Question 12: Which of the following is NOT typically considered a driver of AI acceleration?
- More training data
- Better algorithms
- Increased government regulation
- More compute power
Answer
C) Increased government regulation - While regulation may affect AI deployment, it is not a driver of capability acceleration. The main drivers are data, algorithms, compute, and feedback loops where AI helps develop better AI.
Question 13: According to the Four Futures framework, what two dimensions determine different AI scenarios?
- Cost and speed
- Pace of AI advancement and distribution of AI benefits
- Hardware and software quality
- Open source vs. proprietary development
Answer
B) Pace of AI advancement and distribution of AI benefits - The Four Futures framework considers whether AI advances quickly or slowly, and whether benefits are broadly shared or concentrated.
Question 14: What strategic action is recommended based on AI trend analysis?

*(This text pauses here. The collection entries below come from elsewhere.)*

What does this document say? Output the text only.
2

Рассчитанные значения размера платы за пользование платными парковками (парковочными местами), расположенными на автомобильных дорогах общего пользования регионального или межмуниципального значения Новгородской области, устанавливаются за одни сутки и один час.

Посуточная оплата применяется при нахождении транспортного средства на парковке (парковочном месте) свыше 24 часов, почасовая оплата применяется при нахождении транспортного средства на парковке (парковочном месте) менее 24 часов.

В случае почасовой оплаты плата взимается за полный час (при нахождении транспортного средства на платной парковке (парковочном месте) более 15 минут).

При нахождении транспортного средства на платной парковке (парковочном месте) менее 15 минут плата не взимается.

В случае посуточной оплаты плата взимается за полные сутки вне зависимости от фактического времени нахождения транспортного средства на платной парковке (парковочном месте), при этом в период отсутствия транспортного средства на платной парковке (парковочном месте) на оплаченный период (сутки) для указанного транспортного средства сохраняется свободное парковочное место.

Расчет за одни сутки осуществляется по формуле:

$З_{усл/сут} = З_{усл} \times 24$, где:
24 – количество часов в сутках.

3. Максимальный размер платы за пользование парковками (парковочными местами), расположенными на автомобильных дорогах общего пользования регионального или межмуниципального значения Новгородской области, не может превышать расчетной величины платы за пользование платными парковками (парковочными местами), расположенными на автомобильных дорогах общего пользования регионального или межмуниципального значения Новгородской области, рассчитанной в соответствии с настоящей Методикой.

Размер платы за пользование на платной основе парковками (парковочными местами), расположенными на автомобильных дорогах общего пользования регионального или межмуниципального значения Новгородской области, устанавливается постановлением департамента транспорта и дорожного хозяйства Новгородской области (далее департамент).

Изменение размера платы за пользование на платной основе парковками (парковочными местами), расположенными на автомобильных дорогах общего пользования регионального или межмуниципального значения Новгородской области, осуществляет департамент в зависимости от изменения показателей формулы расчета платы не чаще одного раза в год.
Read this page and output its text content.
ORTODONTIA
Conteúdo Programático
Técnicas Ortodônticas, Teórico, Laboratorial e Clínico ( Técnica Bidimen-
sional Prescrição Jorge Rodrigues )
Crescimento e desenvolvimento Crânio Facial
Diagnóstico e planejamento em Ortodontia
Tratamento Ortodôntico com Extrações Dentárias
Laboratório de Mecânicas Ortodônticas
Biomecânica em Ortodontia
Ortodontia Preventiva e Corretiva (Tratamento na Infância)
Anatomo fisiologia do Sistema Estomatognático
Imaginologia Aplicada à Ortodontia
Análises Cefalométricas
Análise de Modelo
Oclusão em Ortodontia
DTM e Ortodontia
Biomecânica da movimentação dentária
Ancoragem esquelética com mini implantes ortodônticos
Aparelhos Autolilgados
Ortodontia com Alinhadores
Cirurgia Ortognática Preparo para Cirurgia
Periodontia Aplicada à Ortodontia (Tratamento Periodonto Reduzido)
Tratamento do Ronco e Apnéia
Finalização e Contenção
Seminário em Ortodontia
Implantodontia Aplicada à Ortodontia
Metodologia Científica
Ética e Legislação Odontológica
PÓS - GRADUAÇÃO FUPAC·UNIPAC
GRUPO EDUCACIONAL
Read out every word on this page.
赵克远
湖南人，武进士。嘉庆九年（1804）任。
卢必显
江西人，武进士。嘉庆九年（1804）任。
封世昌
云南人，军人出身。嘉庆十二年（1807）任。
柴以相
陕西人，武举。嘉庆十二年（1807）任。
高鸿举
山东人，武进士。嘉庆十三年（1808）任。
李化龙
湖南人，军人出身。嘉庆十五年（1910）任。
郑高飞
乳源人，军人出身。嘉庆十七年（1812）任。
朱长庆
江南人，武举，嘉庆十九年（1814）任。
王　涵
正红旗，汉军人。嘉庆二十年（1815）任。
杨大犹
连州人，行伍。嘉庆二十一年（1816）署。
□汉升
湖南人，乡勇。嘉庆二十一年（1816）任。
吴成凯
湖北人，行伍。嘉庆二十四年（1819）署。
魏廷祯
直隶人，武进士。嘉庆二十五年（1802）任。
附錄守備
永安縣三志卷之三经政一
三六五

- Wait until AI is perfect before adopting
- Ignore AI trends and focus only on current capabilities
- Plan for accelerating change and monitor key benchmarks while preparing for multiple scenarios
- Assume AI progress will stop soon
Answer
C) Plan for accelerating change and monitor key benchmarks while preparing for multiple scenarios - Organizations should use trend data to inform strategy while acknowledging uncertainty and preparing for different possible futures.
Question 15: What year marked a significant breakthrough for deep learning with AlexNet winning ImageNet?
- 2005
- 2012
- 2017
- 2022
Answer
B) 2012 - AlexNet's victory in the ImageNet competition demonstrated the power of deep neural networks trained on GPUs, launching the modern deep learning era.